Vervolgens was het tijd voor de solo-presentatie What’s The Matter With Idealism? van de Schot
Charles
Avery. Een aantal monumentale, uiterst knappe tekeningen verbeeldt
het dagelijkse leven in de havenstad Onomatopoeia, gelegen in een
parallelle wereld die bevolkt wordt door magere mensen en nog magerdere honden.
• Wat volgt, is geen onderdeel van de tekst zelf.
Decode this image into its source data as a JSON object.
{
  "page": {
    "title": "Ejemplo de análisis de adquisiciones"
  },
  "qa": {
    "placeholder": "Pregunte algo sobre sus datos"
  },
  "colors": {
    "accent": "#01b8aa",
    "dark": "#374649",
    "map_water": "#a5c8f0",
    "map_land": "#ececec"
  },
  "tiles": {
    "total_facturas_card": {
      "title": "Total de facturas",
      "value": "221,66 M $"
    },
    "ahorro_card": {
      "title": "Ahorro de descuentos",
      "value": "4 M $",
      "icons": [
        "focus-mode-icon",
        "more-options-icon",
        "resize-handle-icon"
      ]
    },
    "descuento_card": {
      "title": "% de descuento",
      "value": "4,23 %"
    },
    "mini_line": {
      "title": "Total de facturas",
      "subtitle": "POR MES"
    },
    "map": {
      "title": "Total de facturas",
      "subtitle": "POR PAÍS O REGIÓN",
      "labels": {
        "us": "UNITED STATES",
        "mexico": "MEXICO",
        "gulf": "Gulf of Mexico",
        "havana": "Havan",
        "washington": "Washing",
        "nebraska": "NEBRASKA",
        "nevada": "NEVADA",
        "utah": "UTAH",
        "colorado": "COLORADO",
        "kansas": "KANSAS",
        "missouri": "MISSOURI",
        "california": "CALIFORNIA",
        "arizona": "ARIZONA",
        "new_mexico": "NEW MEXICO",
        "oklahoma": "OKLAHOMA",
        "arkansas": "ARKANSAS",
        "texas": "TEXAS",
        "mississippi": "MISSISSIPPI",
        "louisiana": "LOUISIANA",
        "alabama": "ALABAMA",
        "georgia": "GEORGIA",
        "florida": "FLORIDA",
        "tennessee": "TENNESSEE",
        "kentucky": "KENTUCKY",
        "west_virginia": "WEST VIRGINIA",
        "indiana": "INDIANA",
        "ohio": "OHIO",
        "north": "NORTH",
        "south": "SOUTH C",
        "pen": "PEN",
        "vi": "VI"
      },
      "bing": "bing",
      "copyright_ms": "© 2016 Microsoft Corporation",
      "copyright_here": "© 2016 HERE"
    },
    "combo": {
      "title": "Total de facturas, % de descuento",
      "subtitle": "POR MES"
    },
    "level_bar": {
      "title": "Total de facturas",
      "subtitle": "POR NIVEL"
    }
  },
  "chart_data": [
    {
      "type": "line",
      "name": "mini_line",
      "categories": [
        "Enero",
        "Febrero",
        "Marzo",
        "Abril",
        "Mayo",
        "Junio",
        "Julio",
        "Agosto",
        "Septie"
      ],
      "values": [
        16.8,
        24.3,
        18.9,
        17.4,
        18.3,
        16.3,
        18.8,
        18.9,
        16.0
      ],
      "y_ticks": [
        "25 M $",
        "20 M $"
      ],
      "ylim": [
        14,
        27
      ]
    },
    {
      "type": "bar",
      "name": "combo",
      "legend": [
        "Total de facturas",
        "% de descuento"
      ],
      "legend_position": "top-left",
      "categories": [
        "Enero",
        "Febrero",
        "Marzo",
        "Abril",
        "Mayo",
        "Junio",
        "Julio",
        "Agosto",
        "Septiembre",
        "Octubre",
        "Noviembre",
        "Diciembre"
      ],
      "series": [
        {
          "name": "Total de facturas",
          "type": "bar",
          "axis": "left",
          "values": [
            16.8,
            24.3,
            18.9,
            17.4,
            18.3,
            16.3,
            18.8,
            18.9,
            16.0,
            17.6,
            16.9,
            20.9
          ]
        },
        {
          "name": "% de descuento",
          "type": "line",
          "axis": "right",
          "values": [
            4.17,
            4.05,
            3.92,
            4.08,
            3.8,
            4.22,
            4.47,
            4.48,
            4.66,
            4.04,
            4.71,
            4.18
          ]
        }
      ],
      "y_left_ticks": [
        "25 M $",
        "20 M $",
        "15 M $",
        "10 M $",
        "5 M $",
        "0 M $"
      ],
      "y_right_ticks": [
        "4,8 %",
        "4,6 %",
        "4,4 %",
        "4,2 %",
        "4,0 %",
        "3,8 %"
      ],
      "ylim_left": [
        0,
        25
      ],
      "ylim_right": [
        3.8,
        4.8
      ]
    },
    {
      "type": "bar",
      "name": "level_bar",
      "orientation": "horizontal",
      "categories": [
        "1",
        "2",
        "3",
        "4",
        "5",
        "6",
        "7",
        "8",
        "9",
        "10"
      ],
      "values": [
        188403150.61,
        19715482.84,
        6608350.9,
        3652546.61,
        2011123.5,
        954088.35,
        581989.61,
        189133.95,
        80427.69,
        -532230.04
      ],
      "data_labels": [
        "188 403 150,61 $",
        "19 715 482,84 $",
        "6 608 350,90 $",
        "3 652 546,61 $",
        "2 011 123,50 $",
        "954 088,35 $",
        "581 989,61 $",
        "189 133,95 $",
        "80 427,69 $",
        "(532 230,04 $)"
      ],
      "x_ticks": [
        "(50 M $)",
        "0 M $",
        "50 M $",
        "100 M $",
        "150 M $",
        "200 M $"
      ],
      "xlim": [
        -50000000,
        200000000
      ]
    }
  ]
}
Auto’s schijnt men er niet te kennen; fietsen des te meer. Nogal wat bewoners dragen kleurrijke,
geometrisch gevormde hoofddeksels: abstracte kunstwerkjes die opvallende
gelijkenissen vertonen met de 'moderne' gebouwen op de achtergrond. Het leven in Onomatopoeia is een uiterst serieuze zaak: niemand lacht er of kijkt ook maar enigszins blij, ook niet het jongetje in
het T-shirt met de opdruk We Stay Here Because We Like It. De
expositie wordt gecompleteerd met allerlei sculpturen
en overige ruimtelijke objecten die stuk voor stuk in de tekeningen
terugkomen. Alles refereert op schijnbaar logische wijze aan elkaar in deze fijne
hermetische puzzel.Daarna was het prettig toeven in de ruime studio van de Haagse lichtkunstenaar Jozef van der Horst, die ons mee terug nam naar de jaren ‘70 door enkele van zijn charmant gedateerde perspex-werken uit die tijd te laten zien - en aansluitend muziekjes van Pink Floyd te draaien.